Chuck Bailey III, a three-star guard who was a reserve for Donda Academy last season, told USA TODAY Sports he left the school last week but declined to provide further comment.
His grandfather, Charles Sr., said Chuck Bailey left in part because of the controversy over Ye’s antisemitic comments and a lack of playing time.
“We tried to get him to stay to see what the outcome would be,’’ Charles Bailey said, “but he’s able to make his own decision.’’
Within the past two days, four major prep tournaments have rescinded invitations to Donda Academy. Those included the John Wall Holiday Invitational in Raleigh, North Carolina, and the HoopHall Classic in Springfield, Massachusetts, run by the Naismith Memorial Basketball Hall of Fame.

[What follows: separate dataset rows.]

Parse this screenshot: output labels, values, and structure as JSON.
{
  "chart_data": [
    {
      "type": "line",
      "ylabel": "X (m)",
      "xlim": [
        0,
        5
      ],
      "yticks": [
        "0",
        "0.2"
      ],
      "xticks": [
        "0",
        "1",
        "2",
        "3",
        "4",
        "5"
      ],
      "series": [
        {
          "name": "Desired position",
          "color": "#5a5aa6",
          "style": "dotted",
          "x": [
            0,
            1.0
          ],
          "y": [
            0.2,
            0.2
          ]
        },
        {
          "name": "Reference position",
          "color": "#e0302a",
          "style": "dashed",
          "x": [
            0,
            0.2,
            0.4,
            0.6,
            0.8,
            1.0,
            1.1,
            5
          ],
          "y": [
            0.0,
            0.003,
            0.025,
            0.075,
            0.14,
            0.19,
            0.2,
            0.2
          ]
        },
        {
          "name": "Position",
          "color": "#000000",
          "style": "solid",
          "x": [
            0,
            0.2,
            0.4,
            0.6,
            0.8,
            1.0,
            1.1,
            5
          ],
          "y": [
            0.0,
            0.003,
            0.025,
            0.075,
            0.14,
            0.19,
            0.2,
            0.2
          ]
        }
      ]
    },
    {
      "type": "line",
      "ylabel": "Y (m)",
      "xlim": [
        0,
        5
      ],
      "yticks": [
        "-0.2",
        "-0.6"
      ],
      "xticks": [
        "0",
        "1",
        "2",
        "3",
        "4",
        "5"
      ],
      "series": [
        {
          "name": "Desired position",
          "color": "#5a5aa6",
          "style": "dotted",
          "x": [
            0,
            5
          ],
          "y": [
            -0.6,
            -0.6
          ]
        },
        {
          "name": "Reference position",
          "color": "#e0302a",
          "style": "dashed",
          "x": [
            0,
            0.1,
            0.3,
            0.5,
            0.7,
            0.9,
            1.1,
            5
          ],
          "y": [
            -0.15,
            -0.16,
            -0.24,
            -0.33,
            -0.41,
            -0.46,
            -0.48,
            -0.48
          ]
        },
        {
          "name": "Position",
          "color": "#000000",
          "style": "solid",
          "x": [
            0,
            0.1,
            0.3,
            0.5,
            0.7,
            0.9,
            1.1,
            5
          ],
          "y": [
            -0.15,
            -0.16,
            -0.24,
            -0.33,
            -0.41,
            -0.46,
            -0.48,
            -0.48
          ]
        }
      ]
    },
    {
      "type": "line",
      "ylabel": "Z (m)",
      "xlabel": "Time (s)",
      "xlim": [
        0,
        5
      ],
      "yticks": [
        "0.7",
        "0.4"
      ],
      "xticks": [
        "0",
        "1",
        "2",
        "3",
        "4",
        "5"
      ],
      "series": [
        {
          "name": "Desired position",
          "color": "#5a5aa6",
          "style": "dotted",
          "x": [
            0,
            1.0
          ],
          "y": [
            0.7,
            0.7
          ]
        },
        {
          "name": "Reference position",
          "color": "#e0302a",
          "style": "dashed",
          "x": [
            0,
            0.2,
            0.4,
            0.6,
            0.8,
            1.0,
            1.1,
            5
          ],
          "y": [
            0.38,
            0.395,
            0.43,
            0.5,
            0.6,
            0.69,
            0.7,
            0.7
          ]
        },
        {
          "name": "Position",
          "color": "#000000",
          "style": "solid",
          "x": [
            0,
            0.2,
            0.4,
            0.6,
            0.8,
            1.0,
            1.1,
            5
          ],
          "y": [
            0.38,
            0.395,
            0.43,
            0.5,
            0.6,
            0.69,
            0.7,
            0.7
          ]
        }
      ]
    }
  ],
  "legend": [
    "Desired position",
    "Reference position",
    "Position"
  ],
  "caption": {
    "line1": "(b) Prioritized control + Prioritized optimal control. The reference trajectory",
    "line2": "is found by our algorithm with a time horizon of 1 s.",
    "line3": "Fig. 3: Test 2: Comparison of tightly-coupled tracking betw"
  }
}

The first tournament to boot them was Scholastic Play-By-Play Classics, with Donda Academy having been scheduled to play in Louisville.
The trend continued Thursday morning, when the City of Palms Classic removed Donda Academy from its field in Fort Myers, Florida, a day after the tournament said the team would be allowed to compete.
Donnie Wilkie, the tournament director, said he informed Donda Academy of the decision Thursday morning in a phone call with Scott, the school’s athletic director.
“In a situation like this, there is clearly some regrouping that has to be done, and I would much prefer that they would be left at arm’s length to do the work that they have to do at their end,’’ Wilkie said. “And I’m certain that at some point down the line that they will be much better situated to be shown off at an event like this.’’
The team is still scheduled to open the regular season Nov. 3 against Minnesota Prep Academy at the Minnesota Shorty Classic at the Target Center in Minneapolis.
The Grind Session, an elite winter prep basketball circuit, did not respond to requests for comment.
Lucas Olson-Patterson, the basketball coach at Minnesota Prep Academy, said he is waiting to hear from Donda Academy officials.
‘Everything was a go two days ago,” he said. ‘I’m just going to keep going as business as usual.’